Amazon.com Product Description (ISBN 077105890X, Hardcover)

The long-awaited novel by the internationally celebrated author of Fugitive Pieces, the debut novel that catapulted Anne Michaels into the forefront of literary superstars.

“The future casts its shadow on the past. In this way, first gestures contain everything . . .”

Anne Michaels’s first work of fiction in more than a decade, The Winter Vault is a stunning, richly layered, and timeless novel that is everything we could hope for for Michaels’s second novel — and more. Set in Canada and Egypt, and with flashbacks to England and Poland after the war, The Winter Vault is a spellbinding love story that juxtaposes momentous historical events with the most intimate moments of individual lives.

In 1964, a newly married Canadian couple settle into a houseboat on the Nile just below Abu Simbel. At the time of the building of the Aswam dam, Avery Escher is one of the engineers responsible for the dismantling and reconstruction of a sacred temple, a “machine-worshipper” who is nonetheless sensitive to their destructive power. Jean is a botanist by avocation, passionately interested in everything that grows. They met on the banks of the St. Lawrence River, witnessing the construction of the Seaway as it swallowed towns, homes, and lives. Now, at the edge of another world about to be inundated in the name of progress, much of what they most believe in is tested.
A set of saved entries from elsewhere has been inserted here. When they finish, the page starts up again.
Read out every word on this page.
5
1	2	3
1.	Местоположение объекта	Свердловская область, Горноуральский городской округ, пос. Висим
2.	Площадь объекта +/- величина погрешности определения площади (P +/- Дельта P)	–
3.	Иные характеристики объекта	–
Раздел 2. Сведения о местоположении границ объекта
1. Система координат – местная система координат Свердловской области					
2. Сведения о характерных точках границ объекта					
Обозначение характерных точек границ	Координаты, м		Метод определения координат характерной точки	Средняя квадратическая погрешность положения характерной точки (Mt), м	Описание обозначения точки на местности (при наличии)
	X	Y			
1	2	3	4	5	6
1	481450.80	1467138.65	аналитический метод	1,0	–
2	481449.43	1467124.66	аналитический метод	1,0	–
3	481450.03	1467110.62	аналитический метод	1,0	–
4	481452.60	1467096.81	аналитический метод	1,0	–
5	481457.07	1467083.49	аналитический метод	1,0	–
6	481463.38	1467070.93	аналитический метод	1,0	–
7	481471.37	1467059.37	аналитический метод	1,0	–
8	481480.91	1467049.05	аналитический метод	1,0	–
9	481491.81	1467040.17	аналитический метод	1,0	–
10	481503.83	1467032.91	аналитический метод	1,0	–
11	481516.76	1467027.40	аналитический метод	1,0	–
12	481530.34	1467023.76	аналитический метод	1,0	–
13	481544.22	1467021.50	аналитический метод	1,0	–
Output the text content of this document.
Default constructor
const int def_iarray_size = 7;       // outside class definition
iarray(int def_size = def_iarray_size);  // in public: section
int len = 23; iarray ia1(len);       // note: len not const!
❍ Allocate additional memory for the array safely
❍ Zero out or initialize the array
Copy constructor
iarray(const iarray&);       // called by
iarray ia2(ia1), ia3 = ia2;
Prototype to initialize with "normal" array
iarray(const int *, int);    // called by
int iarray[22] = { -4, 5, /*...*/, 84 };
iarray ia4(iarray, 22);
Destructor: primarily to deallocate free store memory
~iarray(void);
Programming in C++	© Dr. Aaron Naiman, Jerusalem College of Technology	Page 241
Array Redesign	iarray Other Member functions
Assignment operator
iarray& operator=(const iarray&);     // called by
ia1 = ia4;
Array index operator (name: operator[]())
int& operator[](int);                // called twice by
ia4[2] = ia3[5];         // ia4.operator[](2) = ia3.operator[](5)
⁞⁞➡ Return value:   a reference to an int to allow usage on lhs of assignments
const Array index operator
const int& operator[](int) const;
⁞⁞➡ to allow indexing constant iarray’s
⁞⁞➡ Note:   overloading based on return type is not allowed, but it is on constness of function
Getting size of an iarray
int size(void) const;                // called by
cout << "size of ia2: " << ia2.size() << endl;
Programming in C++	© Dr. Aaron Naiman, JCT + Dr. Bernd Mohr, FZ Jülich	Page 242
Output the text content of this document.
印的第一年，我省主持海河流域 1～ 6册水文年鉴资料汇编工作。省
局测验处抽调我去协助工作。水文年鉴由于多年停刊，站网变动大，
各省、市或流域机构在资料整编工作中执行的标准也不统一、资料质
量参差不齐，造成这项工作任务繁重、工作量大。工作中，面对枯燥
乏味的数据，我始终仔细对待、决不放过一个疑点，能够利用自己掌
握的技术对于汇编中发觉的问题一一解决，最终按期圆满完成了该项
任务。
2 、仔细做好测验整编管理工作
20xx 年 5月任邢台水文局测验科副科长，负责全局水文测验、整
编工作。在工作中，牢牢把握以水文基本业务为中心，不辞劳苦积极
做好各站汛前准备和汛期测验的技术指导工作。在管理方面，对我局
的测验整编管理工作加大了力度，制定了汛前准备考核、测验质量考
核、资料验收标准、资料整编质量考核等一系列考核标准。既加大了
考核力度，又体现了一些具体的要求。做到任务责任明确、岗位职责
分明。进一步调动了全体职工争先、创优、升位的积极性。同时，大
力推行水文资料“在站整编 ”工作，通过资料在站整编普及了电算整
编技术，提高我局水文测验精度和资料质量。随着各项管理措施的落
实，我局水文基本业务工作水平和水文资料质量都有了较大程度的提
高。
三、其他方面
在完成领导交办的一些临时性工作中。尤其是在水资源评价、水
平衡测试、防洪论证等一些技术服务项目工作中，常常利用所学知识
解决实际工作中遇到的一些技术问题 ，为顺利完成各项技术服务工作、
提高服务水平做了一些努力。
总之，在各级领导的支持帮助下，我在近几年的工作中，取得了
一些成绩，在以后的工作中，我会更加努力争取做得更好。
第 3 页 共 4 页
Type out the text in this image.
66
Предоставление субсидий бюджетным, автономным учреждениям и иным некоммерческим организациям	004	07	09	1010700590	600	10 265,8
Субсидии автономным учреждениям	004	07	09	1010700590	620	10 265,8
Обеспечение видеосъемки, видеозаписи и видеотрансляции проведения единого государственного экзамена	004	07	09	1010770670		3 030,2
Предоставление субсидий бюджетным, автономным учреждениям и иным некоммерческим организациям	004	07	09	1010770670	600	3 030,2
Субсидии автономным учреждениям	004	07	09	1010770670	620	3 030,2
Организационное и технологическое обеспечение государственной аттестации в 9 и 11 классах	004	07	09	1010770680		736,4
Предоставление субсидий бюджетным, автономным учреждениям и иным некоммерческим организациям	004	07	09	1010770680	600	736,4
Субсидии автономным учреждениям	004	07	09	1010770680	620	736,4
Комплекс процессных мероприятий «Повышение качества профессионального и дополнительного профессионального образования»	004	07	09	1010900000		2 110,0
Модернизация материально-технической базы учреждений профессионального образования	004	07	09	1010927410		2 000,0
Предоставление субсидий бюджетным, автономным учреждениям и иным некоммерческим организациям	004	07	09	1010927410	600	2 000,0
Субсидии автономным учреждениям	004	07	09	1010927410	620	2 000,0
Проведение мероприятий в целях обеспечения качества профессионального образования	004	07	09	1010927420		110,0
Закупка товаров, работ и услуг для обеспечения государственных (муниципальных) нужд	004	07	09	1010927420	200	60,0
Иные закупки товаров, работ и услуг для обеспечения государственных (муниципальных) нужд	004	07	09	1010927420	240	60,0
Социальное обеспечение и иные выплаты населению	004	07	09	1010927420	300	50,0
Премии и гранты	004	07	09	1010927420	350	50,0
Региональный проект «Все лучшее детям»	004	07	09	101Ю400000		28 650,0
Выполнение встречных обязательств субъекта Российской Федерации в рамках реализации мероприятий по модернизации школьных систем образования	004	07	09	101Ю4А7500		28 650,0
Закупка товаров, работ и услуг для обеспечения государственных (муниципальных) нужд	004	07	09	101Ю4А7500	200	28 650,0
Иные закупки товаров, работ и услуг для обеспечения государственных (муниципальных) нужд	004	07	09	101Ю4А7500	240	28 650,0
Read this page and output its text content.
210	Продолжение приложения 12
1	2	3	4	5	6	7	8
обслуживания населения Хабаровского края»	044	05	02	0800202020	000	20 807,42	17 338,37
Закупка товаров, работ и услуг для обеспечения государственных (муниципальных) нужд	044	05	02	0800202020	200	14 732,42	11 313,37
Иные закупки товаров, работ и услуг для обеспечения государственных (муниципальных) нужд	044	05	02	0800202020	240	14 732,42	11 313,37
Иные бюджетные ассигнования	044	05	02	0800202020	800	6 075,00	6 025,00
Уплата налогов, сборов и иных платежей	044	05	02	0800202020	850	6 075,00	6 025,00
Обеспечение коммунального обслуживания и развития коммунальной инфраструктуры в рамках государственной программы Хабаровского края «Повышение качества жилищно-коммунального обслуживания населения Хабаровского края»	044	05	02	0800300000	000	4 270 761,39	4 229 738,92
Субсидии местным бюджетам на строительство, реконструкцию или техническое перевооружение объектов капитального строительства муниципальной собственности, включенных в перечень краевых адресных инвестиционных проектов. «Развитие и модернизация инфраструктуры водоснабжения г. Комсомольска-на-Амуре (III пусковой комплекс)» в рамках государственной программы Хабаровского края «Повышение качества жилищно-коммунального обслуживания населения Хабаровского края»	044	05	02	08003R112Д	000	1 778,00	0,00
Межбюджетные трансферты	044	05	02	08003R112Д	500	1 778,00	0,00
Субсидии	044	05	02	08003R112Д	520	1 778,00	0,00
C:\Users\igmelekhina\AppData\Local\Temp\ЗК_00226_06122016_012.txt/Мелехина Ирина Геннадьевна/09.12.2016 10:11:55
When a tragic event occurs, nearing the end of Avery’s time in Egypt, he and Jean return to separate lives in Toronto; Avery to school to study architecture and Jean into the orbit of Lucjan, a Polish émigré artist whose haunting tales of occupied Warsaw pull her further from her husband, while offering her the chance to assume her most essential life.

Breathtaking, vivid in its exploration of both the physical and emotional worlds of its characters, intensely moving and lyrical, The Winter Vault is a radiant work of fiction and contains all the elements for which Anne Michaels is celebrated.